Harold Fish greeted her in the driveway of Jerry Anderson’s house. Even before getting out of the car, she recognized the look of absolute shock on his face, an all-too-familiar expression universal to the friends and family of murder victims.

She got out of the car and introduced herself. The man’s blanched face matched the ashen color of his powder-white hair, and his words trembled when he told her about the horrifying discovery he’d made in his neighbor’s backyard. For a second, Melissa thought he might even pass out.


Y-you’ll have to forgive me, Detective,” he stammered. “I’ve seen bodies messed up pretty bad before, both what the Viet Cong did to our guys and what we did to them, but that thing in the backyard …”


It’s quite all right, Mr. Fish,” she assured him. “Take your time.”
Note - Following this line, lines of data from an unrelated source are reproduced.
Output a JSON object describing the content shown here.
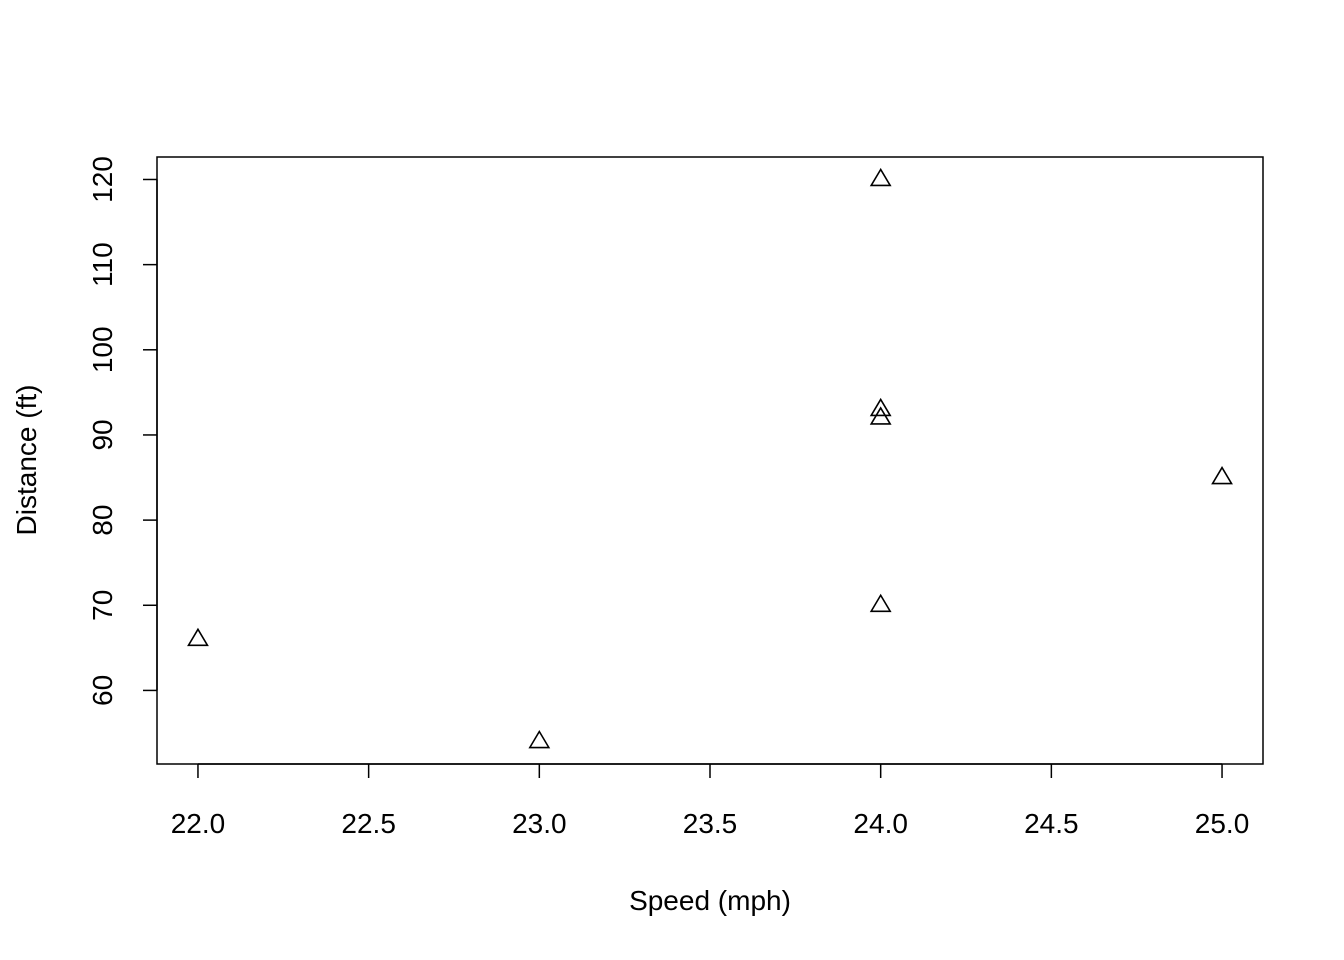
{
  "chart_data": {
    "type": "scatter",
    "title": "",
    "xlabel": "Speed (mph)",
    "ylabel": "Distance (ft)",
    "xlim": [
      21.88,
      25.12
    ],
    "ylim": [
      51.36,
      122.64
    ],
    "x_ticks": [
      22.0,
      22.5,
      23.0,
      23.5,
      24.0,
      24.5,
      25.0
    ],
    "x_tick_labels": [
      "22.0",
      "22.5",
      "23.0",
      "23.5",
      "24.0",
      "24.5",
      "25.0"
    ],
    "y_ticks": [
      60,
      70,
      80,
      90,
      100,
      110,
      120
    ],
    "y_tick_labels": [
      "60",
      "70",
      "80",
      "90",
      "100",
      "110",
      "120"
    ],
    "marker": "open-triangle",
    "grid": false,
    "series": [
      {
        "points": [
          {
            "x": 22,
            "y": 66
          },
          {
            "x": 23,
            "y": 54
          },
          {
            "x": 24,
            "y": 70
          },
          {
            "x": 24,
            "y": 92
          },
          {
            "x": 24,
            "y": 93
          },
          {
            "x": 24,
            "y": 120
          },
          {
            "x": 25,
            "y": 85
          }
        ]
      }
    ]
  }
}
He explained how he stumbled upon the local priest in his neighbor’s backyard, and despite being prepared for it, Melissa stopped short when she saw the man’s body for herself. She lingered in the doorway like a swimmer catching her breath before taking a dive. The priest had been stripped naked and sliced open, propped up like a scarecrow with his decapitated head inserted within a gaping abdominal wound. The brutality of the crime seemed to match the violence of the Patterson killings, but she didn’t notice any obvious calling cards.

The wind gusted and a cloud blocked the sun, darkening the lawn where Melissa stood.

In the shadow, fluttered by the breeze, the flimsy green arms of the corn stalks in the garden appeared to be reaching for her.

 

* * *

 

Mallory followed her dad out to the Ford, navigating the front walkway on autopilot. Across the street numerous police cars lined the curb in front of the Andersons’ house. Barrier tape surrounded the front steps and entryway now, and a tall man with a camera circled the one vehicle in the driveway, endlessly snapping pictures.

She’d arranged to meet with Becky at the Mall of America by one—she was already late—but part of her wanted to hang around home and find out what was going on. She thought about the shape she’d seen watching her from the Andersons’ window on Saturday, and the creepy tale her brother delivered moments before almost drowning in the pool.